O evento marcou também o anúncio da parceria da entidade com o observatório, que durará quatro anos, período do mandato do atual presidente, Ednaldo Rodrigues.
"É a CBF se comprometendo com a sociedde, reconhecendo o trabalho do observatório, e tirando de debaixo do tapete uma série de casos de racismo que a sociedade vem denunciando.
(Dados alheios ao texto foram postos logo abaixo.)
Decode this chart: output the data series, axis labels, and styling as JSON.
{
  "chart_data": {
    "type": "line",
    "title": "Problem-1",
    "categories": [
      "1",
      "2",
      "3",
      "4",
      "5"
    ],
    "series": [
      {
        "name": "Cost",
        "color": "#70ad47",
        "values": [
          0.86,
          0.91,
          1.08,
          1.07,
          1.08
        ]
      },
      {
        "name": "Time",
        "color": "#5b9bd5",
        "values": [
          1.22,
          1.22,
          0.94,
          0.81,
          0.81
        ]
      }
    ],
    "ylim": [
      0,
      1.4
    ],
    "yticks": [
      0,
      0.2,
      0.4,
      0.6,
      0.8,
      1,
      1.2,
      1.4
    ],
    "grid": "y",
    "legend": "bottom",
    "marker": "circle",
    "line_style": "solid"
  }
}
É fundamental que esse evento aconteça aqui e que a CBF compre essa briga", pontuou.
O trabalho será semelhante ao que o Observatório já faz, mas agora com apoio da CBF.
"O trabalho do observatório existe há oito anos, com essa coleta de dados, um trabalho quase amador. Agora, em 2022, assinamos uma parceria com a CBF para quatro anos. Vamos desenvolver o relatório e trazer esses dados para dentro da Casa do Futebol. Vamos projetar o tamanho do problema para que dentro da CBF a gente discuta o que fazer com esses casos de racismo", explicou.